Later, Lista DAO launched an emergency vote to enable forced liquidation in the USDX/USD1 market to minimise potential losses.

The majority voted in favour.

Beyond PancakeSwap, USDX also trades on BitMart, Uniswap, Curve and Balancer. Stable Labs, its issuer, presents itself as a MiCA-compliant issuer of stablecoins and tokenised assets.

In 2024 the company raised $45m at a $275m valuation from NGC, BAI Capital, Generative Ventures and UOB Venture Management. Other backers include Dragonfly Capital and Jeneration Capital.

Amid the depeg, a whale spent 800,000 USDT to buy 933,241 USDX at $0.8572. If the stablecoin returns to its $1 target, the potential gain could be around $135,000, Lookonchain analysts noted.

Possible causes

Some analysts suggested that the USDX depeg is linked to the fallout from the hack of the Balancer DeFi protocol, which lost $128m. The attack may have triggered a cascade of liquidations of Stable Labs’ hedged positions.

A researcher at Hyperithm, known as Min, noted that the stablecoin’s portfolio composition had not been updated for more than two months.

A trader known as Arabe Bluechip pointed out that early in the week a wallet associated with the Stable Labs founder began using USDX and its sUSDX version as collateral to borrow other coins, including USDC, USDT and USD1 via Euler, Lista and Silo.

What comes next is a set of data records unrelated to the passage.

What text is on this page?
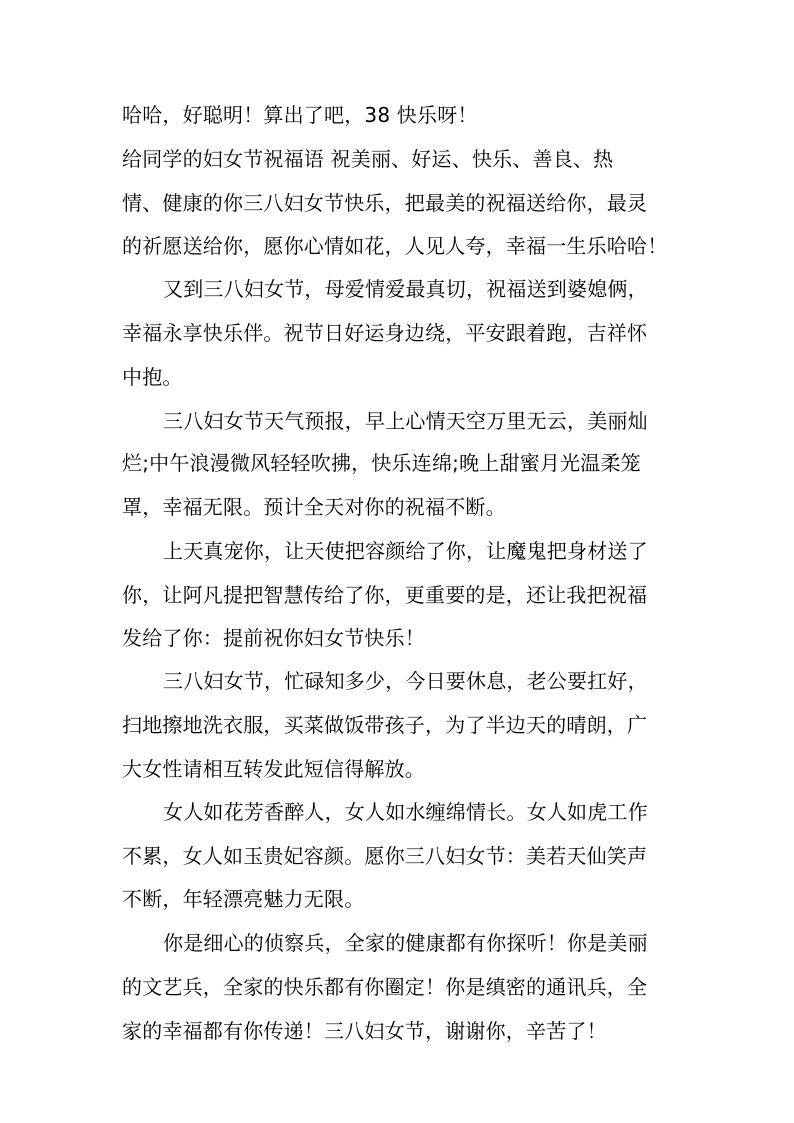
哈哈，好聪明！算出了吧，38 快乐呀！
给同学的妇女节祝福语 祝美丽、好运、快乐、善良、热
情、健康的你三八妇女节快乐，把最美的祝福送给你，最灵
的祈愿送给你，愿你心情如花，人见人夸，幸福一生乐哈哈！
又到三八妇女节，母爱情爱最真切，祝福送到婆媳俩，
幸福永享快乐伴。祝节日好运身边绕，平安跟着跑，吉祥怀
中抱。
三八妇女节天气预报，早上心情天空万里无云，美丽灿
烂;中午浪漫微风轻轻吹拂，快乐连绵;晚上甜蜜月光温柔笼
罩，幸福无限。预计全天对你的祝福不断。
上天真宠你，让天使把容颜给了你，让魔鬼把身材送了
你，让阿凡提把智慧传给了你，更重要的是，还让我把祝福
发给了你：提前祝你妇女节快乐！
三八妇女节，忙碌知多少，今日要休息，老公要扛好，
扫地擦地洗衣服，买菜做饭带孩子，为了半边天的晴朗，广
大女性请相互转发此短信得解放。
女人如花芳香醉人，女人如水缠绵情长。女人如虎工作
不累，女人如玉贵妃容颜。愿你三八妇女节：美若天仙笑声
不断，年轻漂亮魅力无限。
你是细心的侦察兵，全家的健康都有你探听！你是美丽
的文艺兵，全家的快乐都有你圈定！你是缜密的通讯兵，全
家的幸福都有你传递！三八妇女节，谢谢你，辛苦了！
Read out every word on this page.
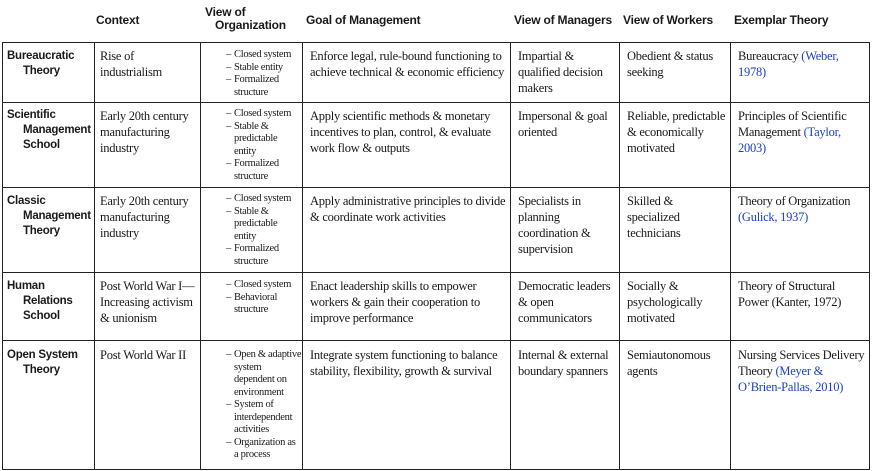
Context
View of
Organization Goal of Management	View of Managers View of Workers Exemplar Theory
Bureaucratic
Theory
Rise of industrialism
– Closed system
– Stable entity
– Formalized structure
Enforce legal, rule-bound functioning to achieve technical & economic efficiency
Impartial & qualified decision makers
Obedient & status seeking
Bureaucracy (Weber, 1978)
Scientific
Management
School
Early 20th century manufacturing industry
– Closed system
– Stable & predictable entity
– Formalized structure
Apply scientific methods & monetary incentives to plan, control, & evaluate work flow & outputs
Impersonal & goal oriented
Reliable, predictable & economically motivated
Principles of Scientific Management (Taylor, 2003)
Classic
Management
Theory
Early 20th century manufacturing industry
– Closed system
– Stable & predictable entity
– Formalized structure
Apply administrative principles to divide & coordinate work activities
Specialists in planning coordination & supervision
Skilled & specialized technicians
Theory of Organization (Gulick, 1937)
Human
Relations
School
Post World War I— Increasing activism & unionism
– Closed system
– Behavioral structure
Enact leadership skills to empower workers & gain their cooperation to improve performance
Democratic leaders & open communicators
Socially & psychologically motivated
Theory of Structural Power (Kanter, 1972)
Open System
Theory
Post World War II
–	Open & adaptive system dependent on environment
– System of interdependent activities
– Organization as a process
Integrate system functioning to balance stability, flexibility, growth & survival
Internal & external boundary spanners
Semiautonomous agents
Nursing Services Delivery Theory (Meyer & O’Brien-Pallas, 2010)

The annualised interest rate on those positions reached 100%, leading Arabe Bluechip to suspect the borrower had no intention of repaying.

Fallout from the Stream Finance hack

DeFi protocol Elixir said it would stop supporting its deUSD stablecoin after the Stream Finance hack.

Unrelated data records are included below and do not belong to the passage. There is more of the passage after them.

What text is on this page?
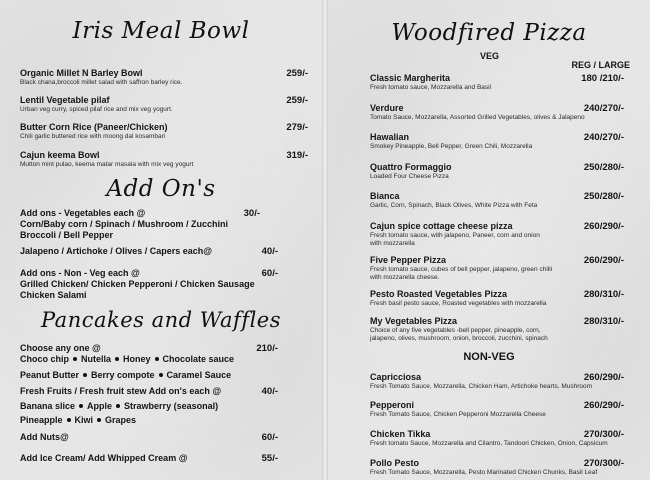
Iris Meal Bowl
Organic Millet N Barley Bowl
Black chana,broccoli millet salad with saffron barley rice.
259/-
Lentil Vegetable pilaf
Urban veg curry, spiced pilaf rice and mix veg yogurt.
259/-
Butter Corn Rice (Paneer/Chicken)
Chili garlic buttered rice with moong dal kosambari
279/-
Cajun keema Bowl
Mutton mint pulao, keema matar masala with mix veg yogurt
319/-
Add On's
Add ons - Vegetables each @
Corn/Baby corn / Spinach / Mushroom / Zucchini
Broccoli / Bell Pepper
30/-
Jalapeno / Artichoke / Olives / Capers each@	40/-
Add ons - Non - Veg each @
Grilled Chicken/ Chicken Pepperoni / Chicken Sausage
Chicken Salami
60/-
Pancakes and Waffles
Choose any one @
Choco chip Nutella Honey Chocolate sauce
Peanut Butter Berry compote Caramel Sauce
210/-
Fresh Fruits / Fresh fruit stew Add on's each @
Banana slice Apple Strawberry (seasonal)
Pineapple Kiwi Grapes
40/-
Add Nuts@	60/-
Add Ice Cream/ Add Whipped Cream @	55/-
Woodfired Pizza
VEG
REG / LARGE
Classic Margherita
Fresh tomato sauce, Mozzarella and Basil
180 /210/-
Verdure
Tomato Sauce, Mozzarella, Assorted Grilled Vegetables, olives & Jalapeno
240/270/-
Hawalian
Smokey Pineapple, Bell Pepper, Green Chili, Mozzarella
240/270/-
Quattro Formaggio
Loaded Four Cheese Pizza
250/280/-
Bianca
Garlic, Corn, Spinach, Black Olives, White Pizza with Feta
250/280/-
Cajun spice cottage cheese pizza
Fresh tomato sauce, with jalapeno, Paneer, corn and onion
with mozzarella
260/290/-
Five Pepper Pizza
Fresh tomato sauce, cubes of bell pepper, jalapeno, green chilli
with mozzarella cheese.
260/290/-
Pesto Roasted Vegetables Pizza
Fresh basil pesto sauce, Roasted vegetables with mozzarella
280/310/-
My Vegetables Pizza
Choice of any five vegetables -bell pepper, pineapple, corn,
jalapeno, olives, mushroom, onion, broccoli, zucchini, spinach
280/310/-
NON-VEG
Capricciosa
Fresh Tomato Sauce, Mozzarella, Chicken Ham, Artichoke hearts, Mushroom
260/290/-
Pepperoni
Fresh Tomato Sauce, Chicken Pepperoni Mozzarella Cheese
260/290/-
Chicken Tikka
Fresh tomato Sauce, Mozzarella and Cilantro, Tandoori Chicken, Onion, Capsicum
270/300/-
Pollo Pesto
Fresh Tomato Sauce, Mozzarella, Pesto Marinated Chicken Chunks, Basil Leaf
270/300/-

According to the latest update, the team has already redeemed about 80% of coins from holders at a 1:1 rate in USDC.

Stream Finance’s developers suspended withdrawals and deposits on November 4 after a $93m hack. The protocol’s total debt to creditors exceeds $285m, $68m of which is owed to Elixir.

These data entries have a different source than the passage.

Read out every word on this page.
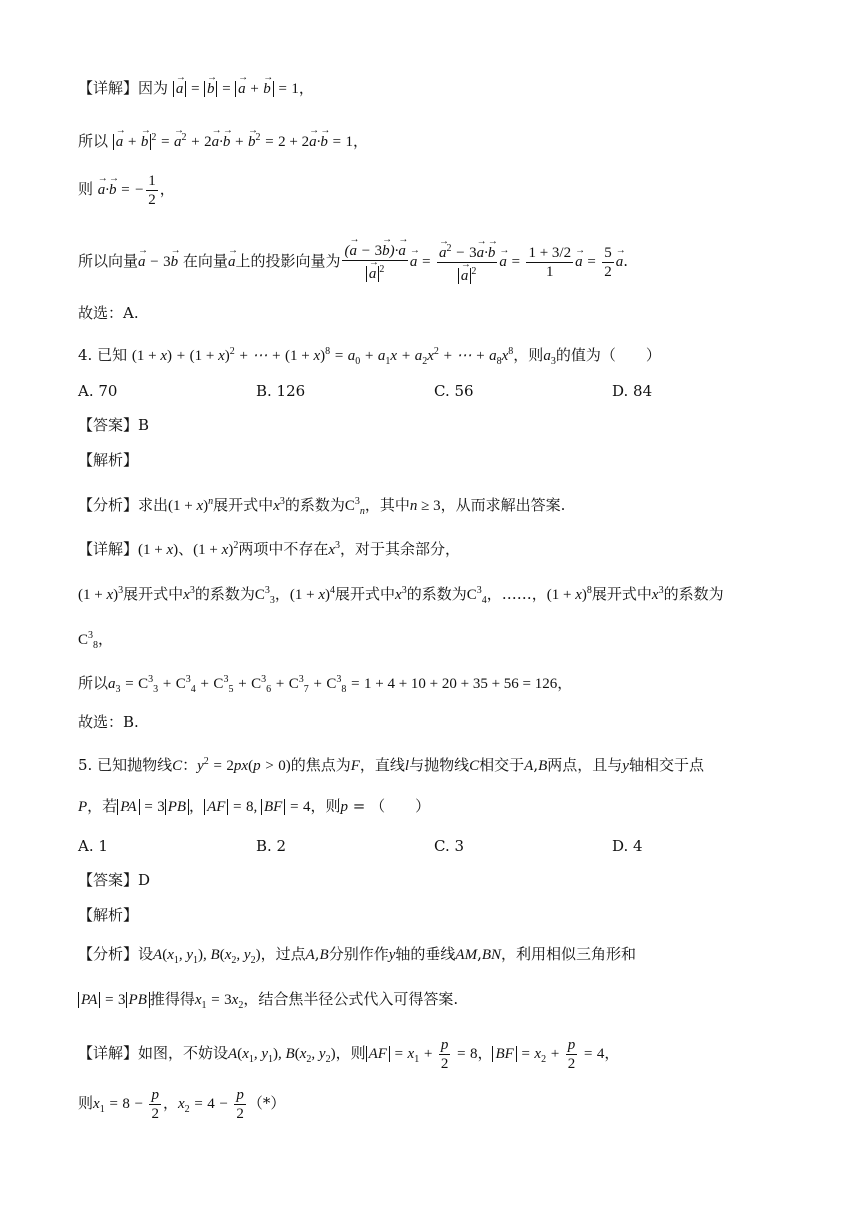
【详解】因为 → a = → b = → a + → b = 1，
所以 → a + → b $^2$ = → $a^2 + 2\to a\cdot\to b$ + → $b^2 = 2 + 2\to a\cdot\to b = 1$，
则 → a·→ b = − $\frac{1}{2}$ ，
所以向量→ a − 3→ b 在向量→ a上的投影向量为 (→ a − 3→ b)·→ a
→ a $^2$
→ a =
→ $a^2 - 3\to a\cdot\to b$
→ a $^2$
→ $a = \frac{1 + 3/2}{1}$
→ $a = \frac{5}{2}$
→ a.
故选：A.
4. 已知 $(1 + x) + (1 + x)^2$ + ⋯ + $(1 + x)^8 = a_0 + a_1x + a_2x^2$ + ⋯ + $a_8x^8$，则$a_3$的值为（　　）
A. 70	B. 126	C. 56	D. 84
【答案】B
【解析】
【分析】求出$(1 + x)^n$展开式中$x^3$的系数为$C^3_n$，其中n ≥ 3，从而求解出答案.
【详解】(1 + x)、$(1 + x)^2$两项中不存在$x^3$，对于其余部分，
$(1 + x)^3$展开式中$x^3$的系数为$C^3_3$，$(1 + x)^4$展开式中$x^3$的系数为$C^3_4$，……，$(1 + x)^8$展开式中$x^3$的系数为
$C^3_8$，
所以$a_3 = C^3_3 + C^3_4 + C^3_5 + C^3_6 + C^3_7 + C^3_8 = 1 + 4 + 10 + 20 + 35 + 56 = 126$，
故选：B.
5. 已知抛物线C：$y^2 = 2px(p > 0)$的焦点为F，直线l与抛物线C相交于A,B两点，且与y轴相交于点
P，若 PA = 3 PB ， AF = 8, BF = 4，则p = （　　）
A. 1	B. 2	C. 3	D. 4
【答案】D
【解析】
【分析】设$A(x_1$, $y_1$), $B(x_2$, $y_2$)，过点A,B分别作作y轴的垂线AM,BN，利用相似三角形和
PA = 3 PB 推得得$x_1 = 3x_2$，结合焦半径公式代入可得答案.
【详解】如图，不妨设$A(x_1$, $y_1$), $B(x_2$, $y_2$)，则 AF = $x_1 + \frac{p}{2} = 8$， BF = $x_2 + \frac{p}{2} = 4$，
则$x_1 = 8 - \frac{p}{2}$ ，$x_2 = 4 - \frac{p}{2}$ （*）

Launched in mid-2024, deUSD was pitched as an alternative to Ethena Labs’ synthetic dollar, USDe. Stream Finance used the coin to back its own xUSD stablecoin, which depegged after the hack and crashed to $0.20.

At the time of writing, the stablecoin had recovered to $0.17, according to CoinGecko.

Its collapse set off a chain reaction, hitting Elixir’s asset in particular.

In September, the bitcoin-backed “stablecoin” Yala suffered a depeg.